Speech recognition plugin based on vx Chrome-extension?

jmbarkei · December 1, 2022, 11:08am

I know I am opening an old subject, but since I am neither a Mac nor a Windows User, speech recognition is lacking on my linux-system. But as I am “still” working with different printed books, speech recognition would come in handy, especially for citations. Typing in text from a Book lying on your desk is, after all, a bit too “old school” for my liking.

There is the option of using a Chrome-Extension (which I do), but copying text bit by bit from a Chrome webapp window into a obsidian note is also not my idea of comfort in the long run. Unfortunately I am a total noob (and a fool) when i comes to coding, so programming a plugin myself is out of the question.

A few days ago I stumbled upon a chrome extension that - at least in my view - has some interesting features, that would facilitate making an Obsidian plugin a lot:

It is called vx (Homepage here), and exists as chrome plugin, command line application and as an Electron App. It’s hosted in all 3 flavors on Github with an MIT License.
It uses the Google Speech API (free and paid) and copies the recognized text into the clipboard. The latter, I figure, could be easily changed to the active note.
Maybe - as I said, I have no clue how much work it might be in the end, but I could imagine this to be doable - there are some changes to be made to the code, but to me it seems that most of the work is done.
The code is now 4 years old, but since the author still seems to be active, there also might be a chance for cooperation. The app itself seems to be working really fine.

Anyone who would like to take up the task?

Thanks a lot in advance!

jasminpatel · July 10, 2024, 9:42am

I understand your frustration with the lack of built-in speech recognition for Linux in Obsidian and the inconvenience of using a Chrome extension for citations. While the vx Chrome extension seems like a promising starting point, here’s a breakdown of your options:

Possible solutions:

Community Plugins: Check the Obsidian community plugin section. There might be plugins specifically designed for Linux speech recognition that integrate with Obsidian. Search for keywords like “speech recognition” or “voice to text” within the plugin section.

External Dictation Tools: Explore standalone dictation tools for Linux. These can work independently and allow you to dictate text into your clipboard, which you can then paste into Obsidian. Look for open-source options like Gnome Speech Recognition or Dictation Anywhere.

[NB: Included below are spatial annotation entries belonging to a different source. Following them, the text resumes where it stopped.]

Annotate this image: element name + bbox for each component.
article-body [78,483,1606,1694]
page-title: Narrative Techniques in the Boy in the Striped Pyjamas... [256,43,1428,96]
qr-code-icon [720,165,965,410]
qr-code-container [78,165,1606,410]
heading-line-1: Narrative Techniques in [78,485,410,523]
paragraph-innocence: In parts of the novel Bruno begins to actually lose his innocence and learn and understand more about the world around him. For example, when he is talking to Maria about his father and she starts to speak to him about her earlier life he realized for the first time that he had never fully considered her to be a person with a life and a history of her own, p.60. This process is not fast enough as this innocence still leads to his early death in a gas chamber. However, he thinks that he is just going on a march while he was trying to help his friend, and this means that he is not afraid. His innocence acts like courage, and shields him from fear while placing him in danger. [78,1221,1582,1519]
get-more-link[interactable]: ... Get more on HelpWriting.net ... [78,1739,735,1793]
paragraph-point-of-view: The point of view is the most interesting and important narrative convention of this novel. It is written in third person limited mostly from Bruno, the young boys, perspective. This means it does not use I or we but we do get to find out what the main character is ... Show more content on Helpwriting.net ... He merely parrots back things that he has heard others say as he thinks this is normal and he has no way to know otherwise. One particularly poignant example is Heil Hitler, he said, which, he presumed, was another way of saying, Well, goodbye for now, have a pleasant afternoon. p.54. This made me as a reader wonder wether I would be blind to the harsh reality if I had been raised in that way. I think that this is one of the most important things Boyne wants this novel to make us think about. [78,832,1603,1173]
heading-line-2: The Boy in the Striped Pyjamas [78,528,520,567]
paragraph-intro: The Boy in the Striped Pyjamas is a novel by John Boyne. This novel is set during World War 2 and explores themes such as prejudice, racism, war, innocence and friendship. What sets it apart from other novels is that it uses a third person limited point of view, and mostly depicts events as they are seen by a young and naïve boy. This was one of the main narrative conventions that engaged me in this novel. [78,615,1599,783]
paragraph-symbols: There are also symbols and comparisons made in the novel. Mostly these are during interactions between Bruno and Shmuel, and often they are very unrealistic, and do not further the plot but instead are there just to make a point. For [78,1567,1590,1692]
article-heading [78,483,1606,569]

Cloud-based Speech Recognition: Services like Google Docs or Microsoft Word offer built-in dictation features. You could dictate your citations into a cloud document and then copy-paste them into Obsidian.

Collaboration on vx plugin: If you’re comfortable reaching out to the vx developer, you could explain your situation and see if they’d be open to collaborating on a modified version for Obsidian on Linux. This would require some technical knowledge but could be a good option if the developer is receptive.

Things to Consider:

Technical knowledge: Modifying the vx code yourself might be difficult without coding experience.

Development effort: Even with the vx codebase, adapting it for Obsidian integration could be time-consuming.

Alternatives:

While not ideal, consider using the vx Chrome extension with a clipper tool like “Obsidian Web” to capture the dictated text directly into Obsidian. This would streamline the workflow compared to manually copying and pasting.

I hope this helps! Let me know if you have any other questions.